J’en parle même aux autres. Je leur dis : « Ça y est, je suis sain ». Ils me répondent souvent « Moi aussi, j’ai fait du sport hier alors que j’avais la gueule de bois, tu veux boire quelque chose ? ». Je dis : « oui, avec plaisir ! ». J’ai envie de rajouter : « Parlons, parlons autour d’une bière, et je continuerai à ne pas être seul. Parlons de toi, de moi, de ta mère, du théâtre ou de la musique, des courses ou du chat errant d’à côté. On fait ce que tu veux. Je reste, ici, je m’occupe, avec toi. Euh… tu veux jouer aux cartes, ou on sort ? Si tu veux… j’appelle machin pour savoir ce qu’il fait ? Et il vient ? Ou on le retrouve ? Et si on passait la soirée ensemble ? Ou peut-être quelque chose de plus tranquille ? Autour d’un film ? D’un livre ? D’une carte du monde ? On parle tranquille. Pas de pression, pas de projet, on verra au fil de la nuit. Ça peut être bien, ça aussi. Tant que je ne rentre pas chez moi, tant que ma tête est occupée. Moi, ça me va. » 
Oui, je sais, je peux faire flipper comme ça. 
Je ne fais pas vraiment ça. Je ne dis pas tout ça. Vous imaginez bien, on me prendrait pour un fou. Je sais garder tout ça à l’intérieur, dans ma tête. Là, c’est juste une petite confidence… à vous. Je vous fais… en quelque sorte, confiance. Je sais que vous garderez vos bouches fermées, qu’elles resteront à l’écoute de mes mots. Même, si je vous l’accorde, il y en a beaucoup. Je sais, il y a toujours trop de mots dans ma bouche. C’est pour ça. J’ose, un peu, laissez parler ma tête avec vous ! Pour une fois. 
Je vous l’ai dit, j’ai besoin de parler. 
Je me bats avec mes démons, c’est plus fort que moi. Ça gratte, ça gratte tout le temps, ça pleure, ça rumine.     
Et je craque. 
Fallait que je sorte, que j’aille voir, voir autre chose. Mais non. Je suis resté seul. Là, sans personne. Tant-pis. 
Demain, je ferai autrement. 
Mais là, c’est foutu. Ça grattait trop. 
C’est toujours comme ça. Depuis toujours. J’aurais bien aimé faire autrement. Une fois que j’ai écouté toutes mes bouches qui parlent dans mon dedans, c’est foutu.
Alors oui, on entend facilement tous ces refrains qui tournent en boucle : « Il faut lutter et un jour tu ne les entendras plus », « C’est juste une addiction, tu es plus fort que ça » ou bien celui-là : « Tu en as parlé avec quelqu’un ? ». Ah oui, parler ! Je parle ça c’est sûr, je parle.
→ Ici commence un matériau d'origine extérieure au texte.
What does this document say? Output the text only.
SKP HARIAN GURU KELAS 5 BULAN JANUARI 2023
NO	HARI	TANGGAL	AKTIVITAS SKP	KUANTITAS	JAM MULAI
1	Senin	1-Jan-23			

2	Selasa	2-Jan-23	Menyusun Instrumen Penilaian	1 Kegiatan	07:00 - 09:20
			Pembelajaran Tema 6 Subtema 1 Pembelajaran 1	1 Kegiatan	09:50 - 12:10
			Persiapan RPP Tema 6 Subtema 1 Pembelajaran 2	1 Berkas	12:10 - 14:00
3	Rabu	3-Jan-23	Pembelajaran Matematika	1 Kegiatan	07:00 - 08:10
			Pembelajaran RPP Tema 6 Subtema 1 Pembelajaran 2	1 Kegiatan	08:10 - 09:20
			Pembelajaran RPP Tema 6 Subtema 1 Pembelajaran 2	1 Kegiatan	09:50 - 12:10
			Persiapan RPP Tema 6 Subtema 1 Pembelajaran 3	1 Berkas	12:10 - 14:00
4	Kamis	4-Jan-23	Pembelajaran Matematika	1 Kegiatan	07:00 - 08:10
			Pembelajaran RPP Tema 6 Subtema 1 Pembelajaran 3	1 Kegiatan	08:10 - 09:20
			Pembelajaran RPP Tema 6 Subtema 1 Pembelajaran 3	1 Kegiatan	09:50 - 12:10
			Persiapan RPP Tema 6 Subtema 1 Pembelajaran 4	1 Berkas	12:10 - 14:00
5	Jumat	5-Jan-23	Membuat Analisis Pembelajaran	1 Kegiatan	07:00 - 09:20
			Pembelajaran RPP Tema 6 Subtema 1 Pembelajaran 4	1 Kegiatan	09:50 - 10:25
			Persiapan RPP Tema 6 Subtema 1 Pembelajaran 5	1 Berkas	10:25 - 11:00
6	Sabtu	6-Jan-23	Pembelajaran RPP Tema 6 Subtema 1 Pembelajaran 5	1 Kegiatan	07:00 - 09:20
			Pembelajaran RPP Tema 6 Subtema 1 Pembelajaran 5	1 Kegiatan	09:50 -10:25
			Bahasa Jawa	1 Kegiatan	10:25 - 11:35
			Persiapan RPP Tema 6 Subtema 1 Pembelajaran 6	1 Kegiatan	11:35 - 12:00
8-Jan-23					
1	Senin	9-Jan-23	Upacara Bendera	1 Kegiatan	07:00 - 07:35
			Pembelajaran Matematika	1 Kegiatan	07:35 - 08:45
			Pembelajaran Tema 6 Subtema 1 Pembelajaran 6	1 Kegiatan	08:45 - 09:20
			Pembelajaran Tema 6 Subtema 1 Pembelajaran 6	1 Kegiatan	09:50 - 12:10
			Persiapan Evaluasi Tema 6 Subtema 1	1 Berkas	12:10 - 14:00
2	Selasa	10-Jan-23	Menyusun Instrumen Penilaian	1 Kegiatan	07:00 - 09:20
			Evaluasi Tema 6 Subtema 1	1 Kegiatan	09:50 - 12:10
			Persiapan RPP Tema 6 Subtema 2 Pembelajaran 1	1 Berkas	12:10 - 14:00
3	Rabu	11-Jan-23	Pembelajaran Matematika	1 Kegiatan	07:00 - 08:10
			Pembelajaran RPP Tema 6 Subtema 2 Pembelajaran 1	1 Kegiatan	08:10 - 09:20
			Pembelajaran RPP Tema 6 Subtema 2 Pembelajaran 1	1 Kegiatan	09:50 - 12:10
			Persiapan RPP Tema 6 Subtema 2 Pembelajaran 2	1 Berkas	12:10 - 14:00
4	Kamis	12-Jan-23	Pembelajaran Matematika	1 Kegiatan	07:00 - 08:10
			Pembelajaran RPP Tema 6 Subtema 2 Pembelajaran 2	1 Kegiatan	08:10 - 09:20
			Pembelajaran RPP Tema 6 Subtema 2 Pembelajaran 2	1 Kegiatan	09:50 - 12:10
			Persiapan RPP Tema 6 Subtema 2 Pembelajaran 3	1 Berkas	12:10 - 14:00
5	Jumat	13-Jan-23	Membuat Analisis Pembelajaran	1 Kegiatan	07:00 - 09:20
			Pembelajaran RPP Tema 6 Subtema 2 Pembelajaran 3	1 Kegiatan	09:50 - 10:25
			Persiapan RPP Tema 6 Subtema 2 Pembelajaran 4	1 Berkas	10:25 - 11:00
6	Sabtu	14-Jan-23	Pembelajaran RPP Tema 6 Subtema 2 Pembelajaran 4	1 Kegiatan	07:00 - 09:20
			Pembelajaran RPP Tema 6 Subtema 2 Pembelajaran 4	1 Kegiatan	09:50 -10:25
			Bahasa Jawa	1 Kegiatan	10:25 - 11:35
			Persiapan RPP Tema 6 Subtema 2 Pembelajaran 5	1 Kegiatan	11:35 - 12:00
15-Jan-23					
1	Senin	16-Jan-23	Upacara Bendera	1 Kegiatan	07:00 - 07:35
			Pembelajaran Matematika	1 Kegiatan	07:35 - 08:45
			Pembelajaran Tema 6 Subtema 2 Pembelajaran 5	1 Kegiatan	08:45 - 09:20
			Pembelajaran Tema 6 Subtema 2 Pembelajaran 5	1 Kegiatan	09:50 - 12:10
Je parle seul et à d’autres. Ah oui je parle, là-dessus, il n’y a pas de problème. Aucun problème. Je parle. De tout, et de rien. Même si ce n’est pas facile de parler de rien. Je ne sais pas si je parle des bonnes choses, mais je n’arrête pas. Et même si je parle de ça, que j’en parle vraiment, ça ne change pas grand-chose. Je mens. Je fini toujours par dire que c’était « avant ». Que maintenant, je suis sain. Que tout ça, c’est fini. Fini. 
Une fois, j’en ai parlé. C’était il y a longtemps, vraiment longtemps. Ma bouche lui a tout avoué, tout. Je lui ai raconté tout ce que je portais en moi, et comment mon corps s’en était emparé. J’avais tout dit, tout. Mais la bouche de l’autre, sa bouche s’est mise à crier, à crier très fort. Et tout le monde l’a entendu. Je ne voulais pas. Ce n’était pas pour tout le monde. Puis, je ne voulais pas mettre l’autre en colère. Je ne voulais pas qu’on me juge ou qu’on me gronde. Je ne voulais pas de dégoût, ni de pitié. 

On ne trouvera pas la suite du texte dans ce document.